Flowing streams, like the Missouri River and the Platte River, transported clay and sand to the central Gulf of Mexico. The Pacos and the Rio Grande Rivers delivered sediment loads to the western Gulf from the Rocky Mountain front.
At the beginning of Tertiary time, marine waters extended northward into the Mississippi Embayment almost to southern Illinois. The coastline extended southwestward along the foothills of the Ouachita Mountains in Arkansas and Oklahoma thence southward through central Texas. The Atlantic coastline extended westward to the foothill of the Appalachian Mountains and may have inundated much of the Appalachian Piedmont.
Large volumes of sediment were transported from the western Rocky Mountain source to the Gulf of Mexico. Lesser amounts came through the Ohio River via the Mississippi River. The deposition of the sediment in coastal and near coastal environments caused the coastline to prograde gulfward ultimately to its current position. The large columns of sediment were accommodated in the basin through subsidence caused by large normal faults; downthrown toward the basin and with traces parallel to the basin margin. Eocene and Miocene depositional centers received thousands of feet of sediment as the basin subsided.
The Atlantic Coastal plain grew oceanward as streams from the Appalachian Mountains delivered their sediment loads to coastal areas. With a less imposing source and a smaller drainage area, it received less sediment than the Gulf. Progradation of the coastline was significant, however, subsidence was not as rapid and therefore thicknesses are less. Fluctuations of sea level caused the coastal area in both the Atlantic and Gulf plains to migrate, but overall the movement was regressive toward the Gulf.
Quaternary History
The coastlines of both the Gulf of Mexico and Atlantic Ocean reached their present positions during the Pleistocene Epoch of the Quaternary Period, an interval that extends from 10,000 years before the present (BP) to the present. Sediment continues to construct extensive depositional centers around the peripheral of the Gulf and Atlantic coastlines as well as deeper water submarine fans off the coast.

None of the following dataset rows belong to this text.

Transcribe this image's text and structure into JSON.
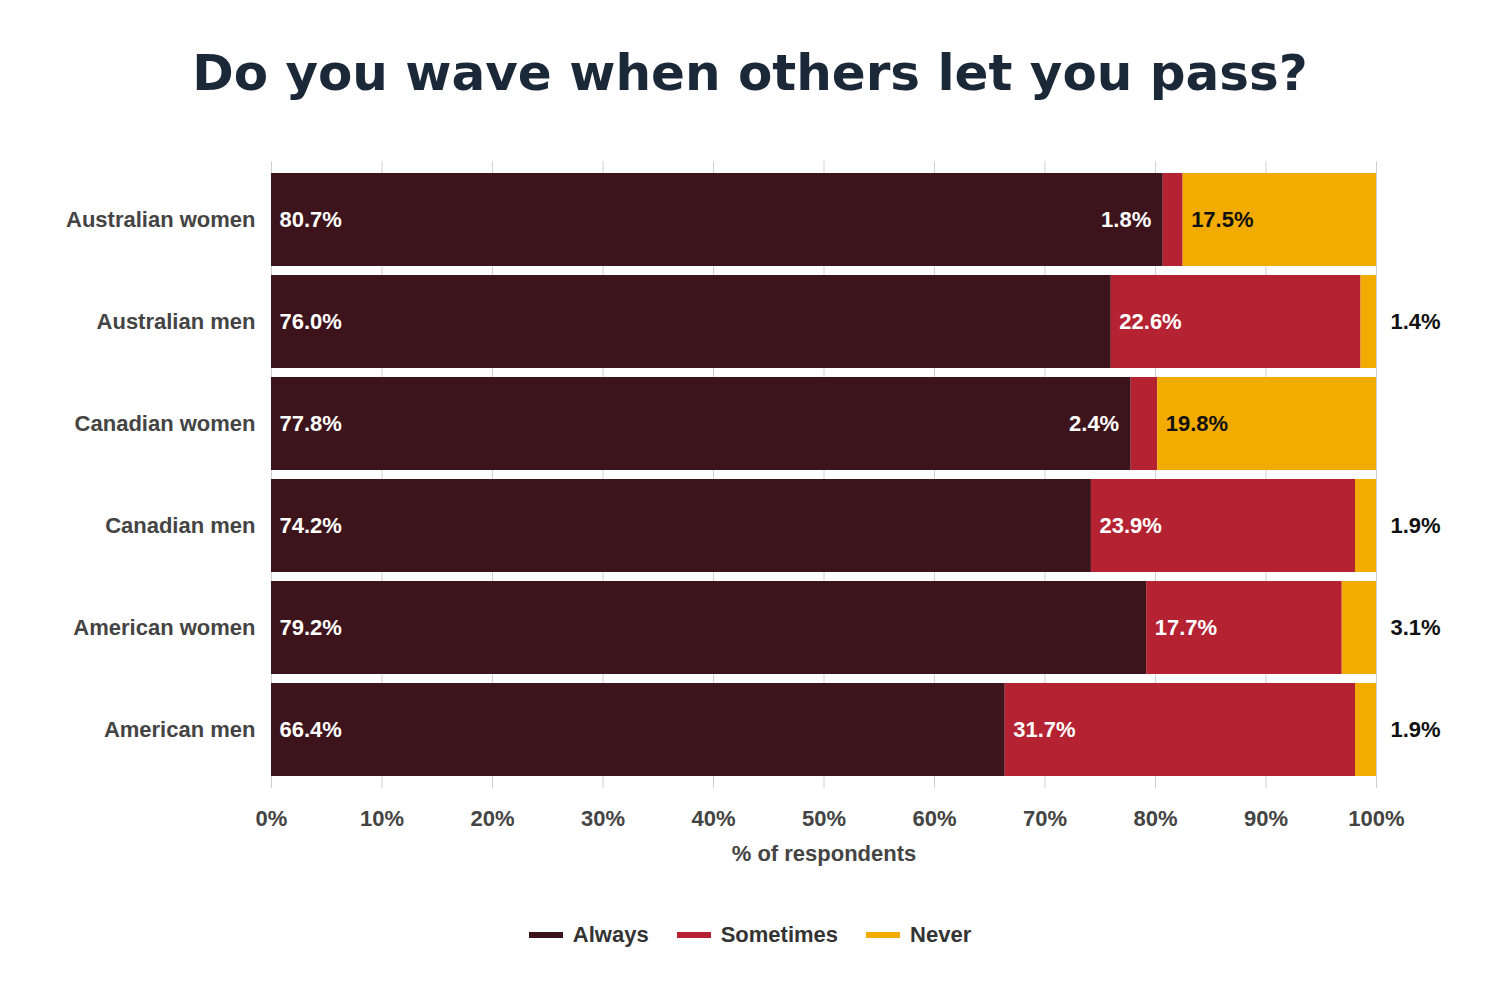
{
  "chart_data": {
    "type": "bar",
    "title": "Do you wave when others let you pass?",
    "orientation": "horizontal",
    "stacked": true,
    "data_labels": true,
    "grid": true,
    "legend": "bottom",
    "categories": [
      "Australian women",
      "Australian men",
      "Canadian women",
      "Canadian men",
      "American women",
      "American men"
    ],
    "series": [
      {
        "name": "Always",
        "color": "#3d131c",
        "values": [
          80.7,
          76.0,
          77.8,
          74.2,
          79.2,
          66.4
        ],
        "value_labels": [
          "80.7%",
          "76.0%",
          "77.8%",
          "74.2%",
          "79.2%",
          "66.4%"
        ]
      },
      {
        "name": "Sometimes",
        "color": "#b52232",
        "values": [
          1.8,
          22.6,
          2.4,
          23.9,
          17.7,
          31.7
        ],
        "value_labels": [
          "1.8%",
          "22.6%",
          "2.4%",
          "23.9%",
          "17.7%",
          "31.7%"
        ]
      },
      {
        "name": "Never",
        "color": "#f2ab00",
        "values": [
          17.5,
          1.4,
          19.8,
          1.9,
          3.1,
          1.9
        ],
        "value_labels": [
          "17.5%",
          "1.4%",
          "19.8%",
          "1.9%",
          "3.1%",
          "1.9%"
        ]
      }
    ],
    "xlabel": "% of respondents",
    "xlim": [
      0,
      100
    ],
    "xticks": [
      {
        "value": 0,
        "label": "0%"
      },
      {
        "value": 10,
        "label": "10%"
      },
      {
        "value": 20,
        "label": "20%"
      },
      {
        "value": 30,
        "label": "30%"
      },
      {
        "value": 40,
        "label": "40%"
      },
      {
        "value": 50,
        "label": "50%"
      },
      {
        "value": 60,
        "label": "60%"
      },
      {
        "value": 70,
        "label": "70%"
      },
      {
        "value": 80,
        "label": "80%"
      },
      {
        "value": 90,
        "label": "90%"
      },
      {
        "value": 100,
        "label": "100%"
      }
    ]
  }
}
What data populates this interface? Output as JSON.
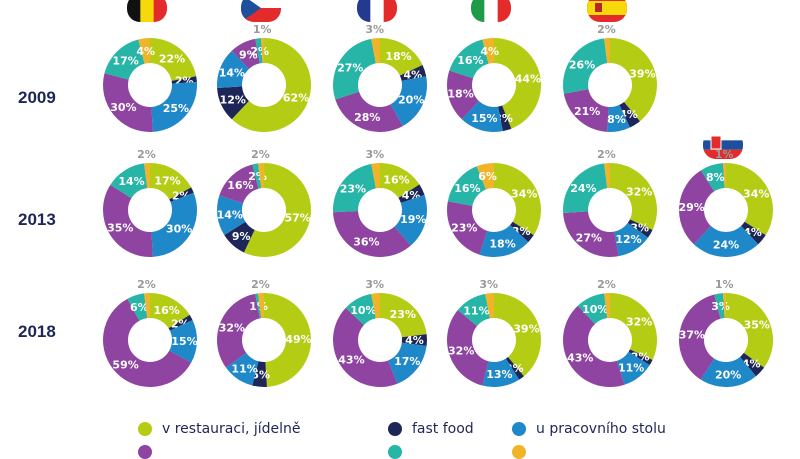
{
  "chart_data": {
    "type": "donut",
    "series_names": [
      "v restauraci, jídelně",
      "fast food",
      "u pracovního stolu",
      "",
      "",
      ""
    ],
    "colors": [
      "#b5cc14",
      "#1d2657",
      "#1e88c9",
      "#8e44a0",
      "#26b5a6",
      "#f0b429"
    ],
    "countries": [
      "belgium",
      "czech-republic",
      "france",
      "italy",
      "spain",
      "slovakia"
    ],
    "rows": [
      {
        "year": "2009",
        "charts": [
          [
            22,
            2,
            25,
            30,
            17,
            4
          ],
          [
            62,
            12,
            14,
            9,
            2,
            1
          ],
          [
            18,
            4,
            20,
            28,
            27,
            3
          ],
          [
            44,
            3,
            15,
            18,
            16,
            4
          ],
          [
            39,
            4,
            8,
            21,
            26,
            2
          ],
          null
        ]
      },
      {
        "year": "2013",
        "charts": [
          [
            17,
            2,
            30,
            35,
            14,
            2
          ],
          [
            57,
            9,
            14,
            16,
            2,
            2
          ],
          [
            16,
            4,
            19,
            36,
            23,
            3
          ],
          [
            34,
            3,
            18,
            23,
            16,
            6
          ],
          [
            32,
            3,
            12,
            27,
            24,
            2
          ],
          [
            34,
            4,
            24,
            29,
            8,
            1
          ]
        ]
      },
      {
        "year": "2018",
        "charts": [
          [
            16,
            2,
            15,
            59,
            6,
            2
          ],
          [
            49,
            5,
            11,
            32,
            1,
            2
          ],
          [
            23,
            4,
            17,
            43,
            10,
            3
          ],
          [
            39,
            2,
            13,
            32,
            11,
            3
          ],
          [
            32,
            2,
            11,
            43,
            10,
            2
          ],
          [
            35,
            4,
            20,
            37,
            3,
            1
          ]
        ]
      }
    ],
    "value_suffix": "%",
    "legend_position": "bottom"
  }
}
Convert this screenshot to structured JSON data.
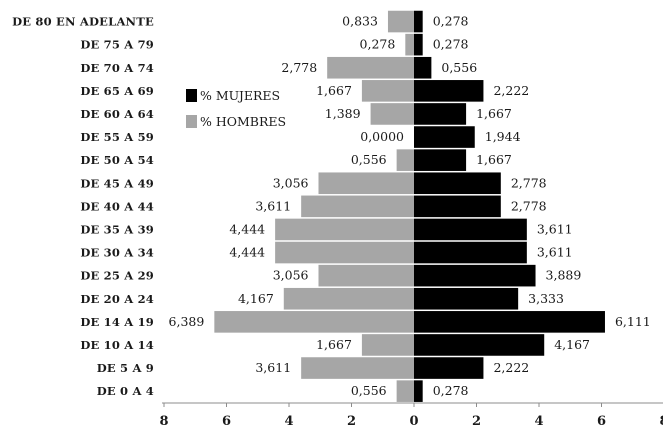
{
  "chart_data": {
    "type": "bar",
    "orientation": "horizontal",
    "layout": "population-pyramid",
    "categories": [
      "DE 80 EN ADELANTE",
      "DE 75 A 79",
      "DE 70 A 74",
      "DE 65 A 69",
      "DE 60 A 64",
      "DE 55 A 59",
      "DE 50 A 54",
      "DE 45 A 49",
      "DE 40 A 44",
      "DE 35 A 39",
      "DE 30 A 34",
      "DE 25 A 29",
      "DE 20 A 24",
      "DE 14 A 19",
      "DE 10 A 14",
      "DE 5 A 9",
      "DE 0 A 4"
    ],
    "series": [
      {
        "name": "% MUJERES",
        "side": "right",
        "color": "#000000",
        "values": [
          0.278,
          0.278,
          0.556,
          2.222,
          1.667,
          1.944,
          1.667,
          2.778,
          2.778,
          3.611,
          3.611,
          3.889,
          3.333,
          6.111,
          4.167,
          2.222,
          0.278
        ],
        "labels": [
          "0,278",
          "0,278",
          "0,556",
          "2,222",
          "1,667",
          "1,944",
          "1,667",
          "2,778",
          "2,778",
          "3,611",
          "3,611",
          "3,889",
          "3,333",
          "6,111",
          "4,167",
          "2,222",
          "0,278"
        ]
      },
      {
        "name": "% HOMBRES",
        "side": "left",
        "color": "#a6a6a6",
        "values": [
          0.833,
          0.278,
          2.778,
          1.667,
          1.389,
          0.0,
          0.556,
          3.056,
          3.611,
          4.444,
          4.444,
          3.056,
          4.167,
          6.389,
          1.667,
          3.611,
          0.556
        ],
        "labels": [
          "0,833",
          "0,278",
          "2,778",
          "1,667",
          "1,389",
          "0,0000",
          "0,556",
          "3,056",
          "3,611",
          "4,444",
          "4,444",
          "3,056",
          "4,167",
          "6,389",
          "1,667",
          "3,611",
          "0,556"
        ]
      }
    ],
    "xlim": [
      -8,
      8
    ],
    "xticks": [
      -8,
      -6,
      -4,
      -2,
      0,
      2,
      4,
      6,
      8
    ],
    "xtick_labels": [
      "8",
      "6",
      "4",
      "2",
      "0",
      "2",
      "4",
      "6",
      "8"
    ],
    "title": "",
    "xlabel": "",
    "ylabel": "",
    "grid": false,
    "legend": {
      "position": "upper-left-inside",
      "entries": [
        "% MUJERES",
        "% HOMBRES"
      ]
    }
  }
}
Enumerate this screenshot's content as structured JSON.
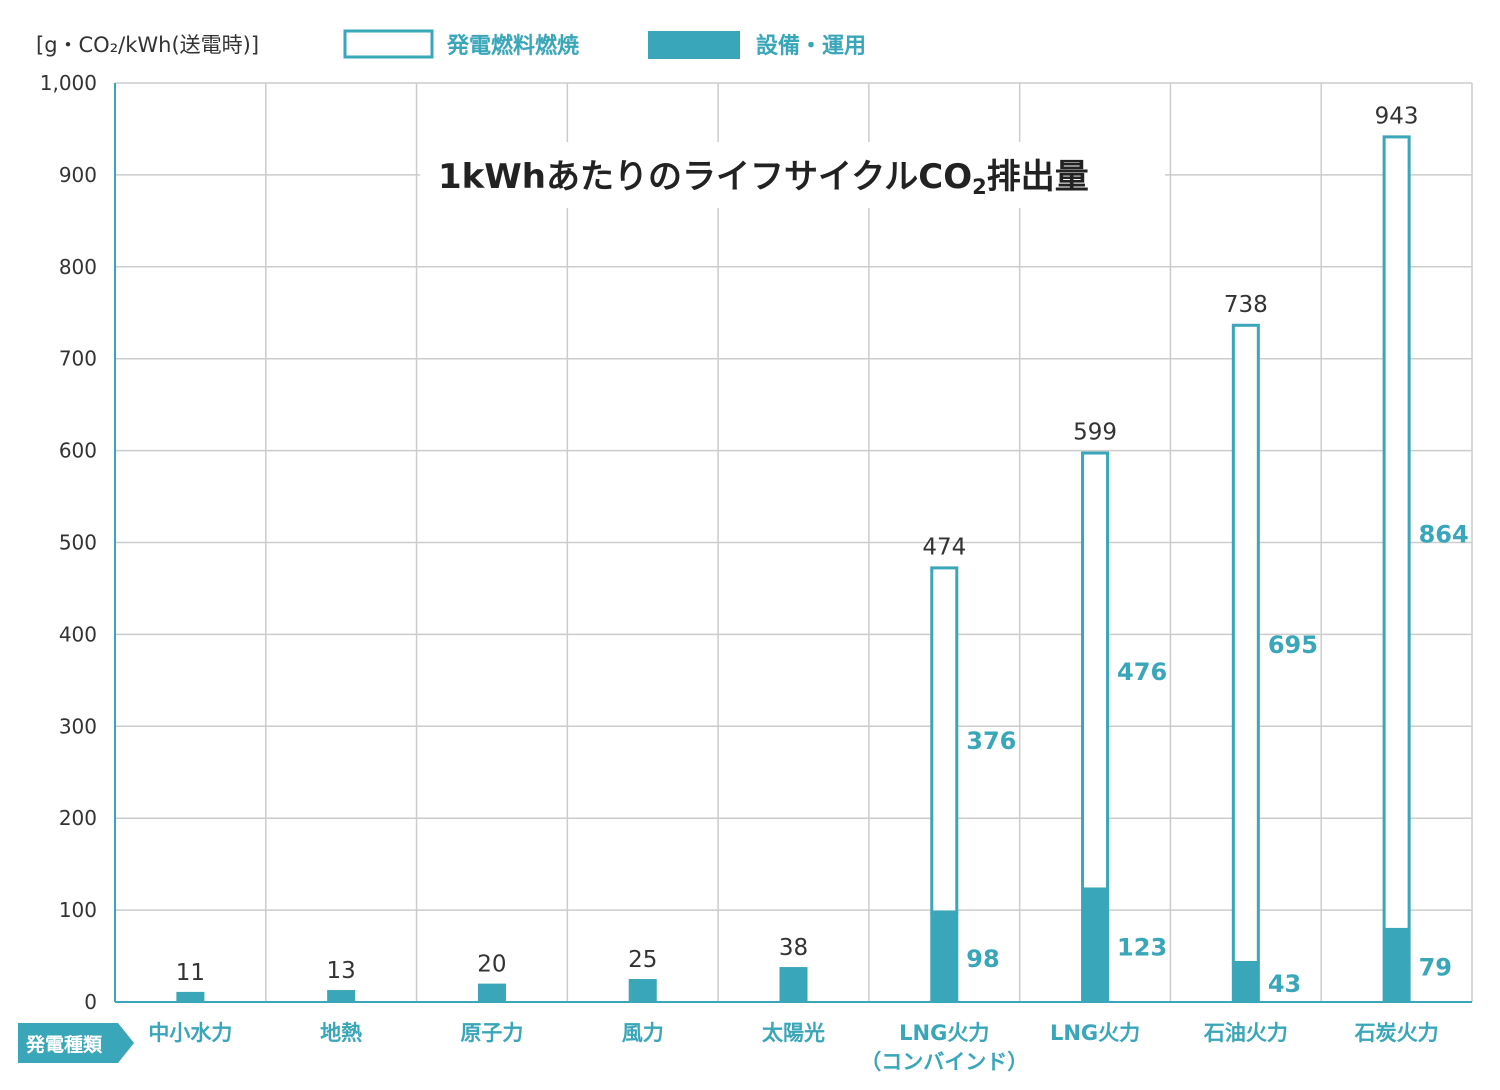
{
  "colors": {
    "accent": "#3aa6b9",
    "grid": "#cccccc",
    "text": "#333333",
    "bar_outline_fill": "#ffffff"
  },
  "chart_data": {
    "type": "bar",
    "stacked": true,
    "title": "1kWhあたりのライフサイクルCO",
    "title_subscript": "2",
    "title_suffix": "排出量",
    "ylabel": "[g・CO₂/kWh(送電時)]",
    "xlabel": "発電種類",
    "ylim": [
      0,
      1000
    ],
    "yticks": [
      0,
      100,
      200,
      300,
      400,
      500,
      600,
      700,
      800,
      900,
      1000
    ],
    "ytick_labels": [
      "0",
      "100",
      "200",
      "300",
      "400",
      "500",
      "600",
      "700",
      "800",
      "900",
      "1,000"
    ],
    "grid": true,
    "legend_position": "top",
    "categories": [
      [
        "中小水力"
      ],
      [
        "地熱"
      ],
      [
        "原子力"
      ],
      [
        "風力"
      ],
      [
        "太陽光"
      ],
      [
        "LNG火力",
        "（コンバインド）"
      ],
      [
        "LNG火力"
      ],
      [
        "石油火力"
      ],
      [
        "石炭火力"
      ]
    ],
    "series": [
      {
        "name": "設備・運用",
        "style": "filled",
        "values": [
          11,
          13,
          20,
          25,
          38,
          98,
          123,
          43,
          79
        ],
        "labels": [
          "",
          "",
          "",
          "",
          "",
          "98",
          "123",
          "43",
          "79"
        ]
      },
      {
        "name": "発電燃料燃焼",
        "style": "outline",
        "values": [
          0,
          0,
          0,
          0,
          0,
          376,
          476,
          695,
          864
        ],
        "labels": [
          "",
          "",
          "",
          "",
          "",
          "376",
          "476",
          "695",
          "864"
        ]
      }
    ],
    "totals": [
      11,
      13,
      20,
      25,
      38,
      474,
      599,
      738,
      943
    ]
  }
}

The Mississippi Embayment continued to be active during the Quaternary. Divergence and spreading ceased. However, the thin crust initially caused by stretching and rifting, fails from time to time as the North American continent drifts westward. When this happens, faulting occurs and energy is released causing earthquakes. Holocene faults in 1811 and 1812 caused three earthquakes within a period of two months with magnitudes exceeding 8 on the Richter Scale. Outside of the Mississippi Embayment, stability ensued.